Liu is exploring these issues in a new course he developed called What, Who, How: Privacy in the Age of Big Data Collection. The course explores the countless ways our data are being collected by retailers, corporations, governments, as well as law enforcement and national security agencies — and the potential dangers of that harvest.

Describing his motivation for developing the course, Liu says, “I wanted something that was outward-looking, that examined how technology is affecting the world at large — and not necessarily in a positive way.”

“Almost every company we interact with now is collecting data on us,” explains Liu. “And it's not just the companies selling us stuff — it’s also the companies who provide free services, like Google, Facebook, Instagram and YouTube. They're collecting data on how we interact both with their services and other people using those services.

“What’s more, there’s a growing use of sensors — like those planned for Sidewalk Toronto — that are infiltrating our physical world. So it’s not just when you use an electronic device. It happens as you move through and interact with the physical world. For example, home assistants record your speech, facial recognition software watches you, and a device like an Amazon Ring front doorbell video-records you as you walk along a sidewalk.

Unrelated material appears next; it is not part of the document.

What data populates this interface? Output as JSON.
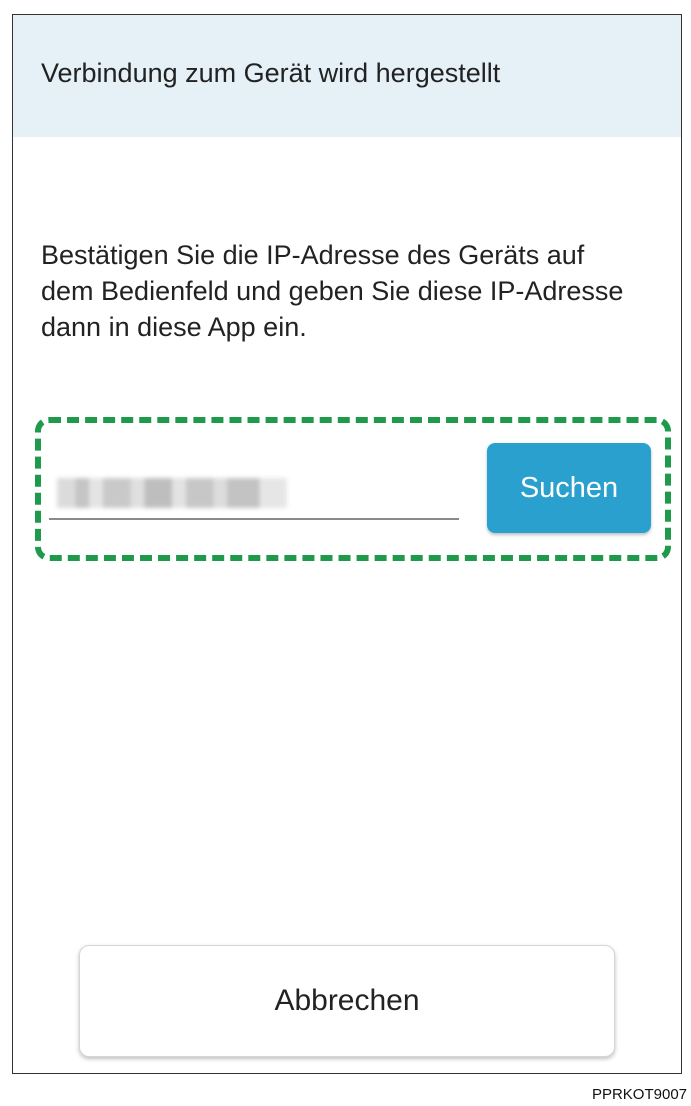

“Modern technology has enabled mass surveillance in ways that were literally unimaginable 50 years ago,” he warns. “Surveillance that is orders of magnitude more efficient. So it’s really important for us to be cognizant of privacy issues — especially when it comes to public data collection — because it affects everyone.”

You are what you stream

Liu and his students explore the digital rewards and risks through case studies that — like Sidewalk Labs — are straight from the headlines.

Students studied the Cambridge Analytica scandal where the consulting firm harvested the personal information of millions of Facebook users without their consent and used it to target political advertising during the 2016 presidential campaign.

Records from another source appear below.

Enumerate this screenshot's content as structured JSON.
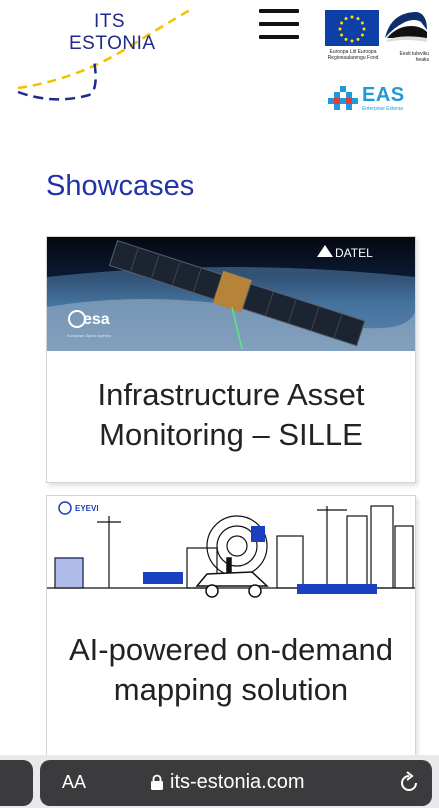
{
  "header": {
    "logo_line1": "ITS",
    "logo_line2": "ESTONIA",
    "eu_caption": "Euroopa Liit Euroopa Regionaalarengu Fond",
    "ee_caption": "Eesti tuleviku heaks",
    "eas_word": "EAS",
    "eas_sub": "Enterprise Estonia"
  },
  "section_title": "Showcases",
  "cards": [
    {
      "title": "Infrastructure Asset Monitoring – SILLE",
      "image_brand_left": "esa",
      "image_brand_left_sub": "European Space Agency",
      "image_brand_right": "DATEL"
    },
    {
      "title": "AI-powered on-demand mapping solution",
      "image_brand": "EYEVI"
    }
  ],
  "browser": {
    "text_size_label": "AA",
    "url": "its-estonia.com"
  },
  "colors": {
    "brand_blue": "#2233a8",
    "logo_yellow": "#f2c200",
    "eas_blue": "#1f9ad6"
  }
}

They learned how Spotify is sharing more than just traditional user data with marketers; the music-streaming giant is also sharing listeners’ emotional states and what they’re doing as they listen. With this intel, retailers target ads based on whether someone is listening to the Happy Beats, Breakup Songs, Girls Night Out or Barbeque playlist. As Spotify says, “You are what you stream” and marketers can use this insight to their advantage.

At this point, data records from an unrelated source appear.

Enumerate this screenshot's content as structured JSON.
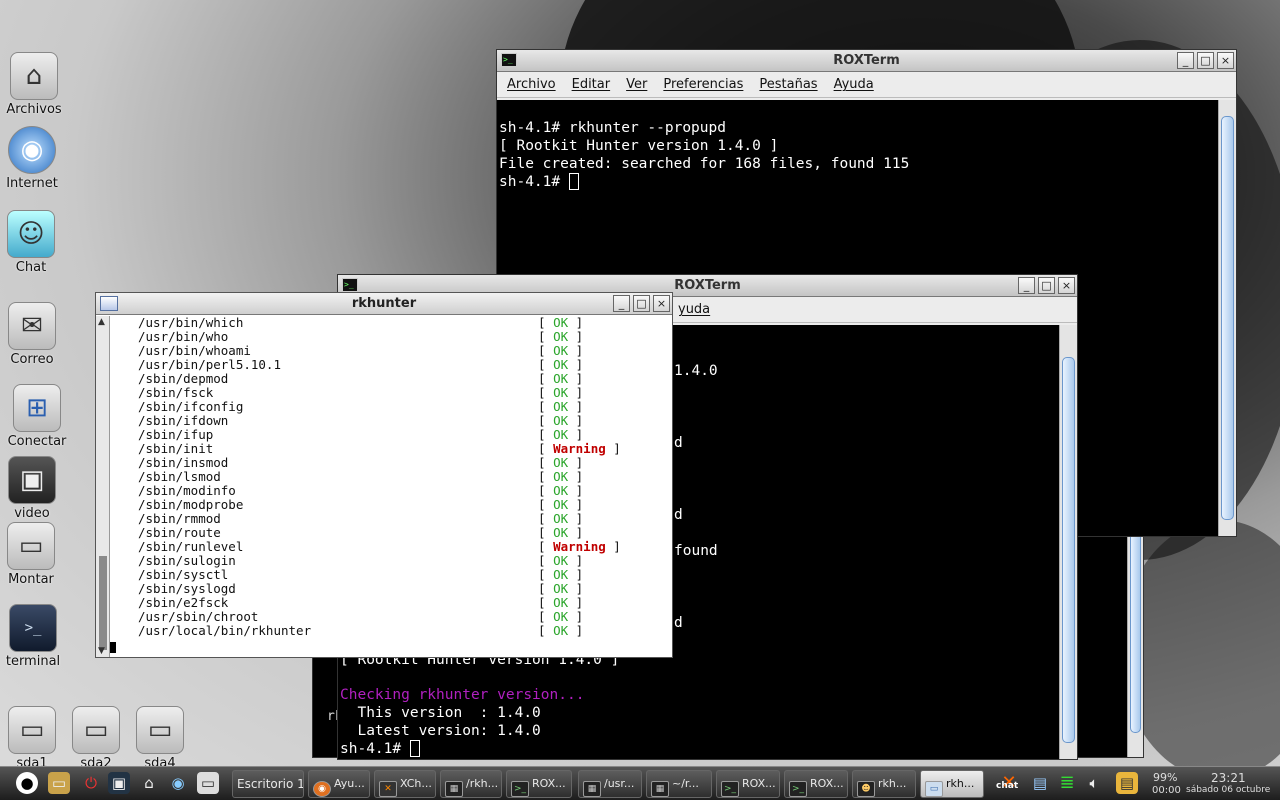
{
  "desktop": {
    "icons": [
      {
        "label": "Archivos",
        "glyph": "⌂"
      },
      {
        "label": "Internet",
        "glyph": "◉"
      },
      {
        "label": "Chat",
        "glyph": "☺"
      },
      {
        "label": "Correo",
        "glyph": "✉"
      },
      {
        "label": "Conectar",
        "glyph": "⊞"
      },
      {
        "label": "video",
        "glyph": "▣"
      },
      {
        "label": "Montar",
        "glyph": "▭"
      },
      {
        "label": "terminal",
        "glyph": ">_"
      },
      {
        "label": "sda1",
        "glyph": "▭"
      },
      {
        "label": "sda2",
        "glyph": "▭"
      },
      {
        "label": "sda4",
        "glyph": "▭"
      }
    ]
  },
  "roxterm_top": {
    "title": "ROXTerm",
    "menu": [
      "Archivo",
      "Editar",
      "Ver",
      "Preferencias",
      "Pestañas",
      "Ayuda"
    ],
    "lines": [
      "sh-4.1# rkhunter --propupd",
      "[ Rootkit Hunter version 1.4.0 ]",
      "File created: searched for 168 files, found 115",
      "sh-4.1# "
    ]
  },
  "roxterm_mid": {
    "title": "ROXTerm",
    "menu_partial": "yuda",
    "fragments": [
      "1.4.0",
      "d",
      "d",
      "found",
      "d"
    ],
    "bottom_lines": {
      "partial": "[ Rootkit Hunter version 1.4.0 ]",
      "checking": "Checking rkhunter version...",
      "this_version": "  This version  : 1.4.0",
      "latest_version": "  Latest version: 1.4.0",
      "prompt": "sh-4.1# "
    },
    "behind_fragment": "rk"
  },
  "rkhunter_win": {
    "title": "rkhunter",
    "rows": [
      {
        "path": "/usr/bin/which",
        "status": "OK"
      },
      {
        "path": "/usr/bin/who",
        "status": "OK"
      },
      {
        "path": "/usr/bin/whoami",
        "status": "OK"
      },
      {
        "path": "/usr/bin/perl5.10.1",
        "status": "OK"
      },
      {
        "path": "/sbin/depmod",
        "status": "OK"
      },
      {
        "path": "/sbin/fsck",
        "status": "OK"
      },
      {
        "path": "/sbin/ifconfig",
        "status": "OK"
      },
      {
        "path": "/sbin/ifdown",
        "status": "OK"
      },
      {
        "path": "/sbin/ifup",
        "status": "OK"
      },
      {
        "path": "/sbin/init",
        "status": "Warning"
      },
      {
        "path": "/sbin/insmod",
        "status": "OK"
      },
      {
        "path": "/sbin/lsmod",
        "status": "OK"
      },
      {
        "path": "/sbin/modinfo",
        "status": "OK"
      },
      {
        "path": "/sbin/modprobe",
        "status": "OK"
      },
      {
        "path": "/sbin/rmmod",
        "status": "OK"
      },
      {
        "path": "/sbin/route",
        "status": "OK"
      },
      {
        "path": "/sbin/runlevel",
        "status": "Warning"
      },
      {
        "path": "/sbin/sulogin",
        "status": "OK"
      },
      {
        "path": "/sbin/sysctl",
        "status": "OK"
      },
      {
        "path": "/sbin/syslogd",
        "status": "OK"
      },
      {
        "path": "/sbin/e2fsck",
        "status": "OK"
      },
      {
        "path": "/usr/sbin/chroot",
        "status": "OK"
      },
      {
        "path": "/usr/local/bin/rkhunter",
        "status": "OK"
      }
    ]
  },
  "taskbar": {
    "workspace": "Escritorio 1",
    "tasks": [
      {
        "label": "Ayu...",
        "icon": "◉"
      },
      {
        "label": "XCh...",
        "icon": "✕"
      },
      {
        "label": "/rkh...",
        "icon": "▦"
      },
      {
        "label": "ROX...",
        "icon": ">_"
      },
      {
        "label": "/usr...",
        "icon": "▦"
      },
      {
        "label": "~/r...",
        "icon": "▦"
      },
      {
        "label": "ROX...",
        "icon": ">_"
      },
      {
        "label": "ROX...",
        "icon": ">_"
      },
      {
        "label": "rkh...",
        "icon": "☻"
      },
      {
        "label": "rkh...",
        "icon": "▭"
      }
    ],
    "battery": "99%",
    "battery_time": "00:00",
    "clock": "23:21",
    "date": "sábado 06 octubre",
    "tray_chat": "chat"
  }
}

Students also learned that it’s more than just song choices, geographic location or purchase histories that are being collected. We share our most personal data — our DNA — with genealogy services like GEDMatch and 23andMe.

In 2018, police uploaded DNA they found at a crime scene they suspected was a murder committed by the Golden State Killer to GEDMatch. The company’s genetic database of a million users revealed distant relatives of a suspect who — after additional investigation and police work — was eventually arrested and charged.

But while we can catch killers with genetic databases, Liu says we also run unique privacy risks. “We share DNA with our family members,” he says. “So, if my second-cousin uploads their DNA without my knowledge, this reveals information about me without my consent. And that’s troubling.

“Also, to protect our privacy we can change passwords, user names, our hair colour, even our faces — but our DNA is immutable,” he warns. “You can’t disguise your DNA.”

For University College member, Ella Li, Liu’s course was eye-opening. “I never really thought much about privacy and how it relates to big data before,” she says. “But this course gave me new insight into privacy issues and security breaches around the world.”

For Innis College member, Isabella Buklarewicz, it was frightening. “The scariest thing I learned was the way in which companies use algorithms in the hiring process,” she explains. “They may make hiring easier but the biases of the algorithm’s creator can be embedded in the code — and that can be advantageous for one group of people and discriminatory toward another.”

As Liu affirms, the risks of big data collection are not shared equitably as “marginalized people are more vulnerable to surveillance and more likely to be targeted because of their race or because of their socioeconomic status or because they’re immigrants.”

This lesson is not lost on Buklarewicz. “The collection of data isn’t just a privacy issue,” she says. “It’s a human rights issue.”